We got the call at eleven o’clock last night that it was time to say good-bye, and we were on-our-way within 15 minutes. By the time we returned home at four this morning, our emotions were drained flat. We loved that old guy and will miss him terribly. After all, he has been my client for twenty years and, like all my clients, he was my friend.
He was a child of the Great Depression, who earned a college degree in 1951 and then great wealth. Yet, he always lived modestly and remained very humble. A proud veteran of World War II, he wore his patriotism quietly. A devout, lifelong Episcopalian, he also wore his love of God quietly. A husband of almost sixty years, their lives revolved around each other. They spent countless hours together touring by bicycle. Their one expensive indulgence was travel, and they traveled the world extensively.

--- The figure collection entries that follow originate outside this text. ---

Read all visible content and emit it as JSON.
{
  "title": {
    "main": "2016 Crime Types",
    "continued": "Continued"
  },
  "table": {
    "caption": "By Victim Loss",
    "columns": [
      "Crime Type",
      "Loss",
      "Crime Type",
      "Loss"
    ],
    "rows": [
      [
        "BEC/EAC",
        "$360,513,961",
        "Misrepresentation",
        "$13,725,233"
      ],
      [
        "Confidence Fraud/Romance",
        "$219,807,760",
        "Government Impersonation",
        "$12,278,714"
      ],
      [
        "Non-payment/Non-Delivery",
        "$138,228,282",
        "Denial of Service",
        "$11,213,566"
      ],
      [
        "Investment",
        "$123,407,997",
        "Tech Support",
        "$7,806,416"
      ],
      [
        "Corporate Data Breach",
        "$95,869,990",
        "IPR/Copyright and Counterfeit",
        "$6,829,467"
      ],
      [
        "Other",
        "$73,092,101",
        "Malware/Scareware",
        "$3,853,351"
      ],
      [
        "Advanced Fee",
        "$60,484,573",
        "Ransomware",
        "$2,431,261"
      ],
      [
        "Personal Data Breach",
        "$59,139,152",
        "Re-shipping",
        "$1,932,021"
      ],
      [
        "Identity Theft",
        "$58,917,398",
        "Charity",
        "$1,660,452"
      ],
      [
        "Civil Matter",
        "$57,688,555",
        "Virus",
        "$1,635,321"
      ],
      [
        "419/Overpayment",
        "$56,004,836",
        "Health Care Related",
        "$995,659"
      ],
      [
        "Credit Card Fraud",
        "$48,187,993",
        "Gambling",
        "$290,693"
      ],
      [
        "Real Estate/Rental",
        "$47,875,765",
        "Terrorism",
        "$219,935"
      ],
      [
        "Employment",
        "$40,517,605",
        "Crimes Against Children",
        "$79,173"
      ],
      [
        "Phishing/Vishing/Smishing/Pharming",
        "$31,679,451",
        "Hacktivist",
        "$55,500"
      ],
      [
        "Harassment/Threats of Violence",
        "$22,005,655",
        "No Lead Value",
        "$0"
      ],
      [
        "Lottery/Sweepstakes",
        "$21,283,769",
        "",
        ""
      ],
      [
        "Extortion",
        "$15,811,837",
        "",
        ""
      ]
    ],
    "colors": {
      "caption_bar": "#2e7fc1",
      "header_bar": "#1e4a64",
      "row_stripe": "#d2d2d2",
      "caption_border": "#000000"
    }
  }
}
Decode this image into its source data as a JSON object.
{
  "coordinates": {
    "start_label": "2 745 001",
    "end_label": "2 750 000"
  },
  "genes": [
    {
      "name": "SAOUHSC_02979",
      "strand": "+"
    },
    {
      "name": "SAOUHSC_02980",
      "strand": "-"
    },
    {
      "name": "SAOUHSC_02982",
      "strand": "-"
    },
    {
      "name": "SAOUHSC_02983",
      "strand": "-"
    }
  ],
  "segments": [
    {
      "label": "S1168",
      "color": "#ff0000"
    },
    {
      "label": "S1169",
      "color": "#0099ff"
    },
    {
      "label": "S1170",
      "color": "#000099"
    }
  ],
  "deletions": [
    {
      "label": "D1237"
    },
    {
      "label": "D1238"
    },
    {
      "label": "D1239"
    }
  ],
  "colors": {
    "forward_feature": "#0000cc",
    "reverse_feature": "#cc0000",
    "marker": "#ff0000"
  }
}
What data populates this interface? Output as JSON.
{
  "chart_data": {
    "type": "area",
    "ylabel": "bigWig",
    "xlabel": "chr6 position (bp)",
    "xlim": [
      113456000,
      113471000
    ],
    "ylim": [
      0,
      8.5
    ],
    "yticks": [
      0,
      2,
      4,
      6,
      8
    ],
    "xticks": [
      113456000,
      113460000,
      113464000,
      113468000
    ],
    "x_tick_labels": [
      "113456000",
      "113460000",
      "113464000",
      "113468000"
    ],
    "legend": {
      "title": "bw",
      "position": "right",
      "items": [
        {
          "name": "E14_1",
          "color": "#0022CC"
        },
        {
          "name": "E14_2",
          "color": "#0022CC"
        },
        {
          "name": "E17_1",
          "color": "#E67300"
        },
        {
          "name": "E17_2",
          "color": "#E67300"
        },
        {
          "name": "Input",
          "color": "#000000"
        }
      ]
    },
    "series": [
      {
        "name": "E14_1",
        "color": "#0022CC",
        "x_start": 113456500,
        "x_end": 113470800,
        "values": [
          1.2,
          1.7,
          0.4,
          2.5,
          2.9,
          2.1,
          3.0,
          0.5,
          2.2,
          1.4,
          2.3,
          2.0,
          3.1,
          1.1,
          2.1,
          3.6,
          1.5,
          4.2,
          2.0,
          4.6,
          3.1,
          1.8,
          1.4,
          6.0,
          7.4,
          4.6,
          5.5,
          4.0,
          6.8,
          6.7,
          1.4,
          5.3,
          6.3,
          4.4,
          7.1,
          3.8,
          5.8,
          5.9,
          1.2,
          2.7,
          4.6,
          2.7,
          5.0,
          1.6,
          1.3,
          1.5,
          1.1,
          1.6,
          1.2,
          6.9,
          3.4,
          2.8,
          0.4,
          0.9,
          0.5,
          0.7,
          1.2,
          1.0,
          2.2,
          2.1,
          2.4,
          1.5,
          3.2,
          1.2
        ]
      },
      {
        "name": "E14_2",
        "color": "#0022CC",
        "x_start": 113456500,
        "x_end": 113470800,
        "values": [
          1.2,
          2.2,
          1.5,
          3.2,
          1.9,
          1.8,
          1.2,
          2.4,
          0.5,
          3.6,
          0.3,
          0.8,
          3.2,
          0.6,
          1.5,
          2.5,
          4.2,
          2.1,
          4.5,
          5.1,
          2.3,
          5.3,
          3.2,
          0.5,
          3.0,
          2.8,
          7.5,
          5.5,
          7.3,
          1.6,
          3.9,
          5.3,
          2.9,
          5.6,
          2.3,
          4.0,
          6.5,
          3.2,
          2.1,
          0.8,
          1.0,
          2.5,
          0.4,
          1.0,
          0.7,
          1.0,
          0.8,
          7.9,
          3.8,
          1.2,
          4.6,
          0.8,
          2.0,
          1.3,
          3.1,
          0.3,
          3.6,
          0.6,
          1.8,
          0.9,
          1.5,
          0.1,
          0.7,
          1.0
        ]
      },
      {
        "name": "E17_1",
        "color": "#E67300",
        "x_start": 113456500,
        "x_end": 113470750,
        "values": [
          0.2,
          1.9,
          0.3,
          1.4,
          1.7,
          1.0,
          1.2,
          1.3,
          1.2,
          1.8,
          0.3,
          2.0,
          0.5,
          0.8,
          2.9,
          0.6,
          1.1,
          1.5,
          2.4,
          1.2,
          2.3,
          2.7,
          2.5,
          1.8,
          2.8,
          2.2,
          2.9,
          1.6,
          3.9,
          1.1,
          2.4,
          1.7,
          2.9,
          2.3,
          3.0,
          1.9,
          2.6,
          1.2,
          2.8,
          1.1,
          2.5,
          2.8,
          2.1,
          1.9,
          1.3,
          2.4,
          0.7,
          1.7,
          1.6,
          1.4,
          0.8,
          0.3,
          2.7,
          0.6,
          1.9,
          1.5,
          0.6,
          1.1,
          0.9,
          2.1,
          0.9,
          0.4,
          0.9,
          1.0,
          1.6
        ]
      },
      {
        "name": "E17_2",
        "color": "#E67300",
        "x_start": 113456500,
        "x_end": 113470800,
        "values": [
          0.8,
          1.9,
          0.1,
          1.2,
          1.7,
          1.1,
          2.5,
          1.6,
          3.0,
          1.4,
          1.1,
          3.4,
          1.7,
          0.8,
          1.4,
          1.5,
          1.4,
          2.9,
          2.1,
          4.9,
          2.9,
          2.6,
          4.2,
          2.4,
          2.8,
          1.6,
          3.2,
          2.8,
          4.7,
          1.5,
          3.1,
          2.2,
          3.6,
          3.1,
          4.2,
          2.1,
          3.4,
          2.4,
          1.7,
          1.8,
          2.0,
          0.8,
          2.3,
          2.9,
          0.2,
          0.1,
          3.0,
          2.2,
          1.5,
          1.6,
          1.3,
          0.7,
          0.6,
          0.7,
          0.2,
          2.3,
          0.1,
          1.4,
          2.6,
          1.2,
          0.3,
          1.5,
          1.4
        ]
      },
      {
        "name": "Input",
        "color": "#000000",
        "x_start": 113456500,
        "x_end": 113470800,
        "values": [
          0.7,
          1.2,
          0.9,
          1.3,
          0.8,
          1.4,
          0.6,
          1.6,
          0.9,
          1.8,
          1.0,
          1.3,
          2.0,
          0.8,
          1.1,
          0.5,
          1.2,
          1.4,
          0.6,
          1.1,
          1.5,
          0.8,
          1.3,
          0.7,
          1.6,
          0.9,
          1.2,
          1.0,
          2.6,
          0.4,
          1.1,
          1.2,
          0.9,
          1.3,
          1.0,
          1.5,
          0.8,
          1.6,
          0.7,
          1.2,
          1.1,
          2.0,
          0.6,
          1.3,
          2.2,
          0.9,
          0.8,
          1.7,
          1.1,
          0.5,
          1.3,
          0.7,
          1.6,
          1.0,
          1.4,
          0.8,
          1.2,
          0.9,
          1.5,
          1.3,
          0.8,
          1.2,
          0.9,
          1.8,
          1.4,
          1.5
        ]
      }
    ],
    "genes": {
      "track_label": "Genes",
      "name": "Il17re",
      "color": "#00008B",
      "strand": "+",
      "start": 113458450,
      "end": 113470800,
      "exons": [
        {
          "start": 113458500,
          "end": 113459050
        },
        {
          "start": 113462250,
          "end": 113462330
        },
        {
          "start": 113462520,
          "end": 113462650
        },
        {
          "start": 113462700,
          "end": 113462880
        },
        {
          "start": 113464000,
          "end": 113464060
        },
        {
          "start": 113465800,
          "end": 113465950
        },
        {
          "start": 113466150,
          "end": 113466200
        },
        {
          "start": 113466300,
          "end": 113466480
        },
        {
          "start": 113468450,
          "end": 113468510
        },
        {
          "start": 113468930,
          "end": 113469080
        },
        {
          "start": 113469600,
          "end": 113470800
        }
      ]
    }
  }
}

Their greatest heartbreak was the loss of their only child shortly after he graduated from college, when he was hit by a drunk driver. They always carried that extraordinarily heavy pain, but they wore it quietly, of course.
Chuck taught me many things. I tend to be intellectually arrogant, and he taught me humility. I tend to be confrontational, and he taught me to be more accepting. I tend to be aggressive, and he taught me good things will come without that. He made me more tolerant.
He taught me you don’t have to wear your money on your wrist. You don’t have to wear your private religion as a public badge. You don’t have to wear your patriotism as a mindless uniform. You can love all these things, and you can do it privately. Yes, he taught me much!
Thank you, Chuck, for being my client, my teacher, and my friend. I miss you terribly.